Vous lancez au GITEX Future Health Africa des tests rapides multiplex. En quoi est-ce un tournant pour le diagnostic médical ?
Karim Zaher : Les tests multiplex changent la logique du diagnostic. Au lieu de rechercher un seul agent infectieux à la fois, ils permettent de détecter plusieurs pathogènes en une seule analyse, à partir d’un seul prélèvement. C’est un gain de temps pour le médecin, le laboratoire et le patient. Face à des symptômes proches, comme la fièvre, les causes peuvent être très différentes. Un test multiplex permet d’orienter plus vite la prise en charge et de limiter les examens successifs.
Cette technologie répond-elle aussi à un enjeu de souveraineté sanitaire ?
Oui. Le Maroc reste très dépendant des importations dans le dispositif médical. La souveraineté sanitaire ne concerne pas seulement les médicaments ou les vaccins. Elle doit aussi couvrir le diagnostic, les réactifs, les consommables et les équipements de laboratoire.
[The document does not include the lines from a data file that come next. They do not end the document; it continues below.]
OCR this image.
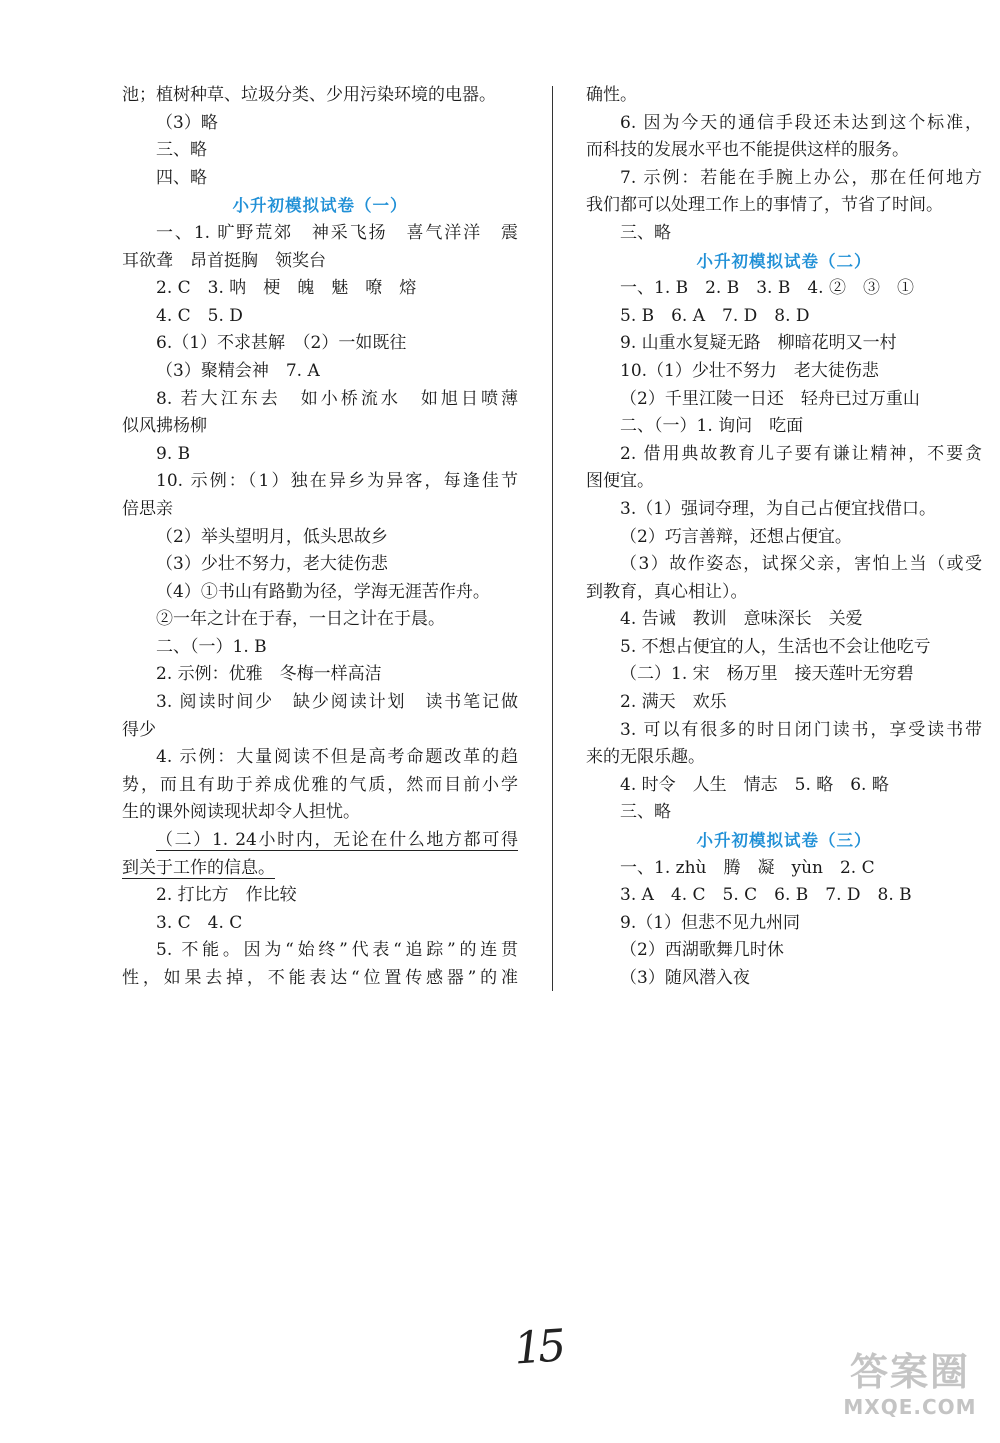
池；植树种草、垃圾分类、少用污染环境的电器。
（3）略
三、略
四、略
小升初模拟试卷（一）
一、1. 旷野荒郊　神采飞扬　喜气洋洋　震
耳欲聋　昂首挺胸　领奖台
2. C　3. 呐　梗　魄　魅　嘹　熔
4. C　5. D
6.（1）不求甚解　（2）一如既往
（3）聚精会神　7. A
8. 若大江东去　如小桥流水　如旭日喷薄
似风拂杨柳
9. B
10. 示例：（1）独在异乡为异客，每逢佳节
倍思亲
（2）举头望明月，低头思故乡
（3）少壮不努力，老大徒伤悲
（4）①书山有路勤为径，学海无涯苦作舟。
②一年之计在于春，一日之计在于晨。
二、（一）1. B
2. 示例：优雅　冬梅一样高洁
3. 阅读时间少　缺少阅读计划　读书笔记做
得少
4. 示例：大量阅读不但是高考命题改革的趋
势，而且有助于养成优雅的气质，然而目前小学
生的课外阅读现状却令人担忧。
（二）1. 24小时内，无论在什么地方都可得
到关于工作的信息。
2. 打比方　作比较
3. C　4. C
5. 不能。因为“始终”代表“追踪”的连贯
性，如果去掉，不能表达“位置传感器”的准
确性。
6. 因为今天的通信手段还未达到这个标准，
而科技的发展水平也不能提供这样的服务。
7. 示例：若能在手腕上办公，那在任何地方
我们都可以处理工作上的事情了，节省了时间。
三、略
小升初模拟试卷（二）
一、1. B　2. B　3. B　4. ②　③　①
5. B　6. A　7. D　8. D
9. 山重水复疑无路　柳暗花明又一村
10.（1）少壮不努力　老大徒伤悲
（2）千里江陵一日还　轻舟已过万重山
二、（一）1. 询问　吃面
2. 借用典故教育儿子要有谦让精神，不要贪
图便宜。
3.（1）强词夺理，为自己占便宜找借口。
（2）巧言善辩，还想占便宜。
（3）故作姿态，试探父亲，害怕上当（或受
到教育，真心相让）。
4. 告诫　教训　意味深长　关爱
5. 不想占便宜的人，生活也不会让他吃亏
（二）1. 宋　杨万里　接天莲叶无穷碧
2. 满天　欢乐
3. 可以有很多的时日闭门读书，享受读书带
来的无限乐趣。
4. 时令　人生　情志　5. 略　6. 略
三、略
小升初模拟试卷（三）
一、1. zhù　腾　凝　yùn　2. C
3. A　4. C　5. C　6. B　7. D　8. B
9.（1）但悲不见九州同
（2）西湖歌舞几时休
（3）随风潜入夜
15	答案圈
MXQE.COM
Sans capacité industrielle locale, un pays reste vulnérable aux ruptures et aux tensions sur les chaînes d’approvisionnement.
Comment Gigalab s’est-il positionné sur cette chaîne industrielle ?
Gigalab est né d’une conviction : le Maroc peut produire localement des tests médicaux fiables, adaptés à ses besoins et à ceux du continent africain. Depuis 2021, nous disposons d’une usine à Casablanca, avec un investissement de 50 millions de dirhams et une équipe d’une soixantaine de personnes qualifiées. Nous avons développé des tests pour le Covid-19, le monkeypox, la malaria, le VIH, les hépatites, le streptocoque et les tests de grossesse.
Quelles pathologies peuvent être ciblées en priorité ?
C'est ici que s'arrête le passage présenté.